Der Westend-Verlag (www.westendverlag.de) hat erneut ein Manifest veröffentlicht, das sowohl zum Nachdenken anregt als auch unterhält – eine gelungene Kombination, die das Buch zu einer spannenden Lektüre macht.
Poschardt nimmt uns auf eine packende Reise durch geschichtliche und gesellschaftliche Facetten des Bürgertums mit, und das auf knapp 400 Seiten, die wie im Flug vergehen.
Seine scharfsinnigen Beobachtungen und pointierten Analysen sind so fesselnd, dass man nicht anders kann, als immer weiterzulesen.
Obwohl das Buch eine gewisse Vorbildung in deutscher Geschichte voraussetzt, belohnt es den Leser mit tiefgründigen Einsichten und einem scharfen Blick auf unsere Gesellschaft.
Wer sich mit den Themen identifizieren kann, wird mit einer neuen Perspektive belohnt, die über die bloße deutsche Nabelschau hinausgeht.
In einer Zeit, in der viele Bücher nur noch an der Oberfläche kratzen, ist „Bückbürgertum" ein erfrischender und mutiger Blick auf die deutschen Verhältnisse, der an die großen Werke von Thomas Bernhard erinnert.
Obwohl einige Leser die Unmittelbarkeit und Rohheit von „Shitbürgertum" vermissen könnten, zeigt Poschardt hier eine polierte, aber nicht weniger scharfe Schreibweise.
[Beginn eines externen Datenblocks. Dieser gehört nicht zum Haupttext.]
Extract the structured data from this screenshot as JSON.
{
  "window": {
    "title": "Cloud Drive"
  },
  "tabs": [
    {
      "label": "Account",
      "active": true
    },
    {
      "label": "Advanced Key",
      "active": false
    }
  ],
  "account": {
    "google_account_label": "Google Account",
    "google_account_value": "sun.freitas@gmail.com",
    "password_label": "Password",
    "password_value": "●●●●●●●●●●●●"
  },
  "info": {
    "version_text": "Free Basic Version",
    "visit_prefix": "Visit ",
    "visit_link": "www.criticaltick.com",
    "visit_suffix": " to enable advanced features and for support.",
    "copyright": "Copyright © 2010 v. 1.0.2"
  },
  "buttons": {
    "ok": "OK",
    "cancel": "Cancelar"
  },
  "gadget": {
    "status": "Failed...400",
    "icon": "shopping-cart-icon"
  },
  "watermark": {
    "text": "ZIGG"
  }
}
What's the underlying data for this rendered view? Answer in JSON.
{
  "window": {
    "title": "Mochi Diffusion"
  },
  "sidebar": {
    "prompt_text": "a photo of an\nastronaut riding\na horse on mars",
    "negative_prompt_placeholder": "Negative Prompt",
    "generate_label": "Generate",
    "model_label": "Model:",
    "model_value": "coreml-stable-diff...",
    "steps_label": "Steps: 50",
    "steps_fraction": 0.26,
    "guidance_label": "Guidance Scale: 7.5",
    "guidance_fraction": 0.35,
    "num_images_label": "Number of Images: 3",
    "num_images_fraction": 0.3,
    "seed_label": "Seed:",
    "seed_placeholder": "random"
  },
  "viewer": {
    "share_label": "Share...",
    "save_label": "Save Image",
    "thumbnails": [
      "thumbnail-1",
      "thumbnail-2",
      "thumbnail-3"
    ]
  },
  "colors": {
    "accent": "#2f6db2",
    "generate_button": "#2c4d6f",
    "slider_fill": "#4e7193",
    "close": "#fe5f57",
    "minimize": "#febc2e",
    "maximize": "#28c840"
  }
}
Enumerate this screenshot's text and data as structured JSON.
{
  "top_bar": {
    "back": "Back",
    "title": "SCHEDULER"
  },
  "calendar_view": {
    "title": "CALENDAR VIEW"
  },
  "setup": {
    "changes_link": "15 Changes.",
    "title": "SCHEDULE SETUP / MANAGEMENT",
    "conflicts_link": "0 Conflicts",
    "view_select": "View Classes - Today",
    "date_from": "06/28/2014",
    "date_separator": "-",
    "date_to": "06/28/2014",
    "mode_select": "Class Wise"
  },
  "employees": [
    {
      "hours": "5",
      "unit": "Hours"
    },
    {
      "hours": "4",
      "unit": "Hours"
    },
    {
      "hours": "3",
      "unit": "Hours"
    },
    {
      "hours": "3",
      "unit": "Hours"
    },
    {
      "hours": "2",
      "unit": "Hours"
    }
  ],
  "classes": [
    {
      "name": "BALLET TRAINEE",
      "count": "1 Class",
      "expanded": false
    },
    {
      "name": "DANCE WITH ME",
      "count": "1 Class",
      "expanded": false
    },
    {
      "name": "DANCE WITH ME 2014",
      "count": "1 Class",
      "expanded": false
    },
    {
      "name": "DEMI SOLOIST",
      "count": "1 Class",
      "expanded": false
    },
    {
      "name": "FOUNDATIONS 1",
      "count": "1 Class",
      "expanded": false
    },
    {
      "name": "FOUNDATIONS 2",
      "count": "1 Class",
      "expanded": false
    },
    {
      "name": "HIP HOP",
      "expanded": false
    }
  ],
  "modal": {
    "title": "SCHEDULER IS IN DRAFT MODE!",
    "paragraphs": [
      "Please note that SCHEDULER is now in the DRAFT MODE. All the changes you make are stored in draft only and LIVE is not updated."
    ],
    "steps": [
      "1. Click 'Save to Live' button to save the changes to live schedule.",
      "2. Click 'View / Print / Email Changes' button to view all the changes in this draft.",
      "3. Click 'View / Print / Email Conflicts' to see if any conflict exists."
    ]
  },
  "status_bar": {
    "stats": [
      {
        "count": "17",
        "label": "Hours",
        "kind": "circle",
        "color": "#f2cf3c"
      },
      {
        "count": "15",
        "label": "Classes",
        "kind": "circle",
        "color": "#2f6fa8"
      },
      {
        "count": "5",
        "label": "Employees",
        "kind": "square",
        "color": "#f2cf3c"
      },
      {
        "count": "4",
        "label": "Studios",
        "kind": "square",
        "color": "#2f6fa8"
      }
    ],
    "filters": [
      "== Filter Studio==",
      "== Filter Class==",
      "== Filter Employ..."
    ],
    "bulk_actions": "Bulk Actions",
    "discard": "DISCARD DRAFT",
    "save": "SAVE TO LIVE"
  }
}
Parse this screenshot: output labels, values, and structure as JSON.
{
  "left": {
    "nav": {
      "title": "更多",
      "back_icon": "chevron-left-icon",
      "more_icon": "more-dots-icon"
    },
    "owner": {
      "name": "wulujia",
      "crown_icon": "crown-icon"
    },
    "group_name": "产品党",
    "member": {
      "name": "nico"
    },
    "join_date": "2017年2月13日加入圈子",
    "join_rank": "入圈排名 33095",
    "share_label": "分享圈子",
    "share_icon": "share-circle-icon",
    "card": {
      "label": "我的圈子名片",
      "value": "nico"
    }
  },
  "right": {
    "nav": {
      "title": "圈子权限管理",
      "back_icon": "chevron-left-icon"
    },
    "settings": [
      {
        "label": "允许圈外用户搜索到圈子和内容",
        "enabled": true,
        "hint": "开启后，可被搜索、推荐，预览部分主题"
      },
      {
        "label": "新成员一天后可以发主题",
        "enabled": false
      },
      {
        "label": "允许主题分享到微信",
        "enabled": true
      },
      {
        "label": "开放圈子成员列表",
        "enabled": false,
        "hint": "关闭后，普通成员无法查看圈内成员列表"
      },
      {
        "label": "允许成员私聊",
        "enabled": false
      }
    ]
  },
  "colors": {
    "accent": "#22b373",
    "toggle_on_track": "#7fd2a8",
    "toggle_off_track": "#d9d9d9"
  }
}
Diese Weiterentwicklung seines Stils macht „Bückbürgertum" zu einem faszinierenden Leseerlebnis, das zum Diskurs über Identität, Gesellschaft und den Zeitgeist anregt.
Ich kann dieses Buch nur wärmstens empfehlen! Es ist ein Muss für alle, die sich für die deutsche Geschichte und Gesellschaft interessieren und bereit sind, sich auf eine ehrliche und manchmal unbequeme Auseinandersetzung einzulassen.
Ich warte bereits ungeduldig darauf, dass der dritte Teil „Fightbürgertum" erscheint. 27 Euro.